We have observed histoarchitectural differences between classic and occult choroidal neovascularisation. The 18 classic choroidal neovascular membranes have a major subretinal fibrovascular component and only 10 of these have an additional minor sub-RPE component. In contrast, the 10 occult choroidal neovascular membranes have a sub-RPE fibrovascular component and in two of them an additional thin fibrous subretinal membrane is seen. The two mixed choroidal neovascular membranes were composed of both subretinal as well as sub-RPE fibrovascular components. Other histological characteristics may additionally contribute to the angiographic differences: accumulation of degenerated outer segment material interspersed with fibrin tends to be seen at the lateral edges of classic membranes, corresponding to “the rim” reported by Lopez et al 19 while such material is more diffusely distributed over the entire surface of occult choroidal neovascular membranes.
These findings challenge the concept that choroidal neovascularisation in age related macular degeneration grows under the RPE.1-11 Choroidal neovascularisation in age related macular degeneration probably starts as sub-RPE fibrovascular tissue. It will probably be visible as occult choroidal neovascularisation when it continues to grow in the sub-RPE space but will appear classic or mixed when it grows through the plane of the native RPE and proliferates in the subretinal space.
Gass5 6 suggested that choroidal neovascularisation in age related maculopathy grows primarily under the RPE (type 1), in contrast with choroidal neovascularisation in younger patients with presumed ocular histoplasmosis syndrome or with other disorders, where it occurs in the subretinal space (type 2). By accepting this architectural difference, he could intuitively explain the striking difference in surgical results between the two groups. He related the angiographic appearance to a difference in blood flow rate: the blood flow is slow in occult choroidal neovascularisation. With an increase in blood flow through the network with a thinned overlying RPE, classic neovascularisation may be observed.6
Grossniklaus and Green15 were able to orient 32 surgical specimens from patients with new subfoveal choroidal neovascularisation, recurrent subfoveal choroidal neovascularisation, or large subfoveal subretinal haemorrhages due to age related macular degeneration for the submacular surgery trial. Sixteen membranes had a sub-RPE fibrovascular component and 29 contained a subretinal fibrovascular component. Sixteen membranes were entirely subretinal. They suggested that more specimens may have had a sub-RPE component owing to the excision of subretinal component only.
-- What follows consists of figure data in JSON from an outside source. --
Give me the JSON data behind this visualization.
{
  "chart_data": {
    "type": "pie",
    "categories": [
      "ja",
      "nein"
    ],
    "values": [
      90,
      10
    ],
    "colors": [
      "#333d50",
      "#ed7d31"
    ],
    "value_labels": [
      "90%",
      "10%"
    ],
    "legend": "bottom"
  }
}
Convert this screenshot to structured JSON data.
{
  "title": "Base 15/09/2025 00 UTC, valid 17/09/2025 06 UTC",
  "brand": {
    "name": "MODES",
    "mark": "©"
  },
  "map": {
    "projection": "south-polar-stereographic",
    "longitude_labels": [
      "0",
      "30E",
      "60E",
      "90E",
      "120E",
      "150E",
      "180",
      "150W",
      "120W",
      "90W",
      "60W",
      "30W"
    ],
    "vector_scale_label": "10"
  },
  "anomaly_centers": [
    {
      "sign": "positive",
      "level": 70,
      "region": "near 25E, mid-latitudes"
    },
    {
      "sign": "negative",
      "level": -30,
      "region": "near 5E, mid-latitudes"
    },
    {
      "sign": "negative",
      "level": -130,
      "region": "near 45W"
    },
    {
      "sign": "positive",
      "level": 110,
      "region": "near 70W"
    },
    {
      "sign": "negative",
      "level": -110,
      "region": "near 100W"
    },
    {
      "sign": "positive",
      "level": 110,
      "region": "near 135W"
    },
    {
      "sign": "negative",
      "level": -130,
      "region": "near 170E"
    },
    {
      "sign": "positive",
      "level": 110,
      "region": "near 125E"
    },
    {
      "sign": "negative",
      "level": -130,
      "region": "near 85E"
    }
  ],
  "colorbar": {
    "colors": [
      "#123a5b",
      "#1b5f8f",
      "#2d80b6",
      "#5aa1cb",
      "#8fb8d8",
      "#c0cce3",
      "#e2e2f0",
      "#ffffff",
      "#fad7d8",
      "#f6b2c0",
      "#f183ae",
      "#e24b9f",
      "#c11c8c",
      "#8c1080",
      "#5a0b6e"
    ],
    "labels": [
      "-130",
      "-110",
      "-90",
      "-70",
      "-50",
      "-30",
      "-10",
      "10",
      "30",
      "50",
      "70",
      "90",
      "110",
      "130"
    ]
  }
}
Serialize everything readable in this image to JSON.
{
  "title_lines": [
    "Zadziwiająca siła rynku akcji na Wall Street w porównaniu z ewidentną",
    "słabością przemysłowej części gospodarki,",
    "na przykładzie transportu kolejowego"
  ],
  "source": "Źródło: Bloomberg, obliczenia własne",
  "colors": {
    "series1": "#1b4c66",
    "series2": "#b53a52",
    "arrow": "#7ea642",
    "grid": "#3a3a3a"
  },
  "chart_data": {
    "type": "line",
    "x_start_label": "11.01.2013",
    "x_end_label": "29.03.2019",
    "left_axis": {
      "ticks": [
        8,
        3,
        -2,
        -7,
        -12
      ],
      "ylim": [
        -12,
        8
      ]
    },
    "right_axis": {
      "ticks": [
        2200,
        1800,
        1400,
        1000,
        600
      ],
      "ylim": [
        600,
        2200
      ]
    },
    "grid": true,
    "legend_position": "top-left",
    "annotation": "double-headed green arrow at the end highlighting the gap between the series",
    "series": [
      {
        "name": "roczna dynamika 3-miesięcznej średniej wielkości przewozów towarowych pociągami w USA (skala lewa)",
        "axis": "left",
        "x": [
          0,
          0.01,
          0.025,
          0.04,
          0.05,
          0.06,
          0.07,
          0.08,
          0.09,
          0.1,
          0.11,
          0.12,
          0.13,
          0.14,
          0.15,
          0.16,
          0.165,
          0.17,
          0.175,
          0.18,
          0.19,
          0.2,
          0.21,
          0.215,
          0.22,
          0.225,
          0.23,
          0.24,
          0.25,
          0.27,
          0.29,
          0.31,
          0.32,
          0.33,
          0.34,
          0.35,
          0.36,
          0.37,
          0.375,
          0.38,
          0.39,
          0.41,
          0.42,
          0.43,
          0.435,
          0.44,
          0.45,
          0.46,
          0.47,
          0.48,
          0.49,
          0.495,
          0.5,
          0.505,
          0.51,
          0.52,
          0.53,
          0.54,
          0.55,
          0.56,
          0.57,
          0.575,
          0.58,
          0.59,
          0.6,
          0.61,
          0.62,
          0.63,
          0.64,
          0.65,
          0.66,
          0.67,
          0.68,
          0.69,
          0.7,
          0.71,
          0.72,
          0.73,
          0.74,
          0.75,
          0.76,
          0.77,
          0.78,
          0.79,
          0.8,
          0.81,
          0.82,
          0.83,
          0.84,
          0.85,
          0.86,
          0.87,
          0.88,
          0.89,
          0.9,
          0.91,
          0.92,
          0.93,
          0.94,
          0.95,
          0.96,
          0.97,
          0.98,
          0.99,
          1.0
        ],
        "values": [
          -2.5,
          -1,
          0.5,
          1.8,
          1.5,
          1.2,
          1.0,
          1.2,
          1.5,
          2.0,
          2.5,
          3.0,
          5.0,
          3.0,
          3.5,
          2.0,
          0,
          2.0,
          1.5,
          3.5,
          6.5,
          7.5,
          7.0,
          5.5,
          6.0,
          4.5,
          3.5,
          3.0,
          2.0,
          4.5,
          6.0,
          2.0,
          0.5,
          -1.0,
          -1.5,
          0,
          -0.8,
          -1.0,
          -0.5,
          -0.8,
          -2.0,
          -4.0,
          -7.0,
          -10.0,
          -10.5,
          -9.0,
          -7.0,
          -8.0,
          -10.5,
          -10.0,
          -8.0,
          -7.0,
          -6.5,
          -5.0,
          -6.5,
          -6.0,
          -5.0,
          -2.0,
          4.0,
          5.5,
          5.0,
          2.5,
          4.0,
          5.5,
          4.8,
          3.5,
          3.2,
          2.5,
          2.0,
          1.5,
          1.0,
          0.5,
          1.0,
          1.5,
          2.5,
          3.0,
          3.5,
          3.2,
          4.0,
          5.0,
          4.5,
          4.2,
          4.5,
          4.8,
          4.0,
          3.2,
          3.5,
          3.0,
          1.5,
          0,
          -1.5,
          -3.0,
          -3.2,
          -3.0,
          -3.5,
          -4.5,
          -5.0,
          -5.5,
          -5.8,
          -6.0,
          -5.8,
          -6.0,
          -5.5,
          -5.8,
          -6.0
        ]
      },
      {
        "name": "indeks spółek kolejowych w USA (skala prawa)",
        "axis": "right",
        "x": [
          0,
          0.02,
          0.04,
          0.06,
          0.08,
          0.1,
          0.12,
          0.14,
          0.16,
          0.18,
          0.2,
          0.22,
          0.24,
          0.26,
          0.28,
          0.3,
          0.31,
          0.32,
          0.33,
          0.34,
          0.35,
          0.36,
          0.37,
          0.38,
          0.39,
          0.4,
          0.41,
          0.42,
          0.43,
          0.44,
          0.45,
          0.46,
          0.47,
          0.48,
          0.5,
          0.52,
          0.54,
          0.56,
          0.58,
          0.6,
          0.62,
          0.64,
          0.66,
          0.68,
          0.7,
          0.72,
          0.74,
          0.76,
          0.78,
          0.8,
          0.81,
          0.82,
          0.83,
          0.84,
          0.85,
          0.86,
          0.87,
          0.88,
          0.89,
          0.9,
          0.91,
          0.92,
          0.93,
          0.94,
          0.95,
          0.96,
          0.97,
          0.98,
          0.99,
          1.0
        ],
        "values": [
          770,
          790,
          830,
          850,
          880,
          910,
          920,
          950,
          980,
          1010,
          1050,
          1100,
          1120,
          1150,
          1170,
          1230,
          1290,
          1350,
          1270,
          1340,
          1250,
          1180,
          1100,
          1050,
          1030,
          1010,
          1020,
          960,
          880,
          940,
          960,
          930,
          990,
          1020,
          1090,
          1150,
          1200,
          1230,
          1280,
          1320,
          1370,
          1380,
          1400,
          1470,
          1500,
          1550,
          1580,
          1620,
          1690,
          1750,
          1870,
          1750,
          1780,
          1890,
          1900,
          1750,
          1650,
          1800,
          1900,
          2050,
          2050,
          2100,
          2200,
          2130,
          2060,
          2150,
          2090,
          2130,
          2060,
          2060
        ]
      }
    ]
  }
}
These results15 as well as others16 already indicated that subretinal neovascularisation is a more common component of choroidal neovascularisation in age related macular degeneration than was previously thought1 4-8 and are concordant with our findings in well defined choroidal neovascularisation.
In conclusion, the present results offer an alternative, architectural explanation for the angiographic appearance of classic and occult choroidal neovascularisation in age related macular degeneration. Classic membranes probably grow above the native RPE and are often associated with a smaller fibrovascular component under the RPE. Occult membranes grow under the RPE and BLD.